A denúncia foi proposta pelo Ministério Público Federal contra os desembargadores Evandro Stábile, José Luiz de Carvalho e Carlos Alberto Rocha e se acatada eles passam a ser réus em ação penal.

Julgamento contra magistrados será retomado na quarta
Antonielle Costa

O julgamento no Superior Tribunal de Justiça (STJ) contra três desembargadores mato-grossenses será retomado na próxima quarta-feira (29), com a apresentação do voto-vista do ministro Felix Fischer. A informação foi confirmada pela assessoria do ministro.
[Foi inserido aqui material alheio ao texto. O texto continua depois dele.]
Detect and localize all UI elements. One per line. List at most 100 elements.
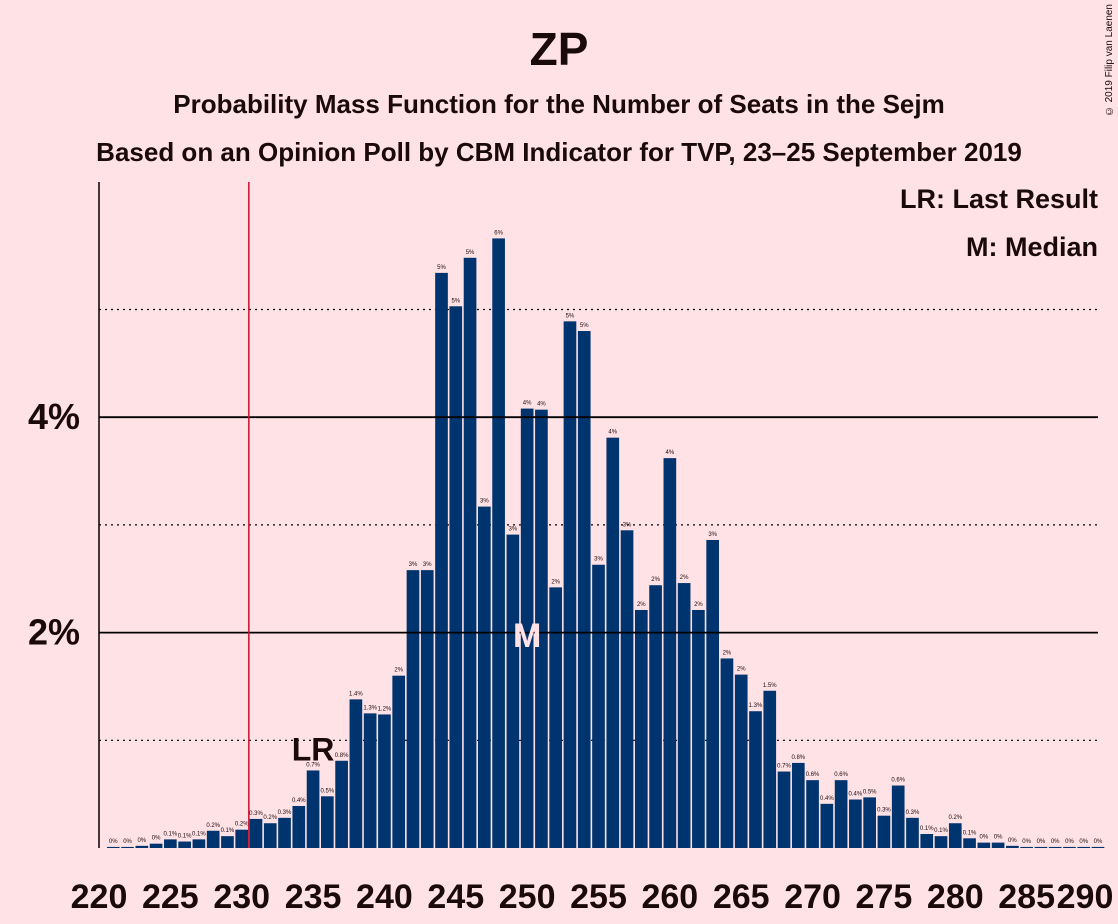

A denúncia foi proposta pelo Ministério Público Federal contra os desembargadores Carlos Alberto Rocha, Evandro Stábile e José Luiz de Carvalho e se acatada eles passam a ser réus em ação penal.

Na sessão do último dia 15, o ministro chegou a levar o voto para a sessão, mas o julgamento não pode ser retomado devido à ausência da ministra Nancy Andrighi, relatora da denúncia. Ela não participou da sessão devido às funções que vem exercendo no Tribunal Superior Eleitoral (TSE).

O julgamento teve início em março passado, onde Nancy votou pelo recebimento da denúncia contra Carlos Alberto, bem como Laurita Vaz e Benedito Gonçalves, por entender que há indícios de crime de corrupção.

Castro Meira, Massami Yeda, Raul Lara, César Rocha e Teori Albino votaram pelo não recebimento da denúncia, por entender que os elementos não são suficientes para a instauração da ação penal.

Ao todo foram 38 pessoas denunciadas. No entanto, o STJ decidiu pelo desmembramento do processo, sendo julgado pela Corte somente aqueles que possuem foro privilegiado. Os demais serão processados na primeira instância.

Investigação

As investigações tiveram início com a instauração do inquérito 558/GO, que investigava um esquema de tráfico internacional de drogas nas cidades de Mineiros e Jataí, em Goiás. No inquérito, escutas telefônicas com autorização judicial constataram a existência de indícios da participação de juízes e desembargadores do Tribunal de Justiça de Mato Grosso, em uma organização voltada para a manipulação e venda de decisões judiciais, mediante exploração de prestígio, corrupção ativa e passiva.

Logo depois, foi instaurado o inquérito 669/MT, para apurar denúncias de que advogados e terceiros manipulavam decisões na Justiça Eleitoral. Durante as investigações surgiram indícios do envolvimento de membros do Tribunal Regional Eleitoral (TRE) em atividades ilícitas. A partir daí, o caso foi encaminhado para o STJ.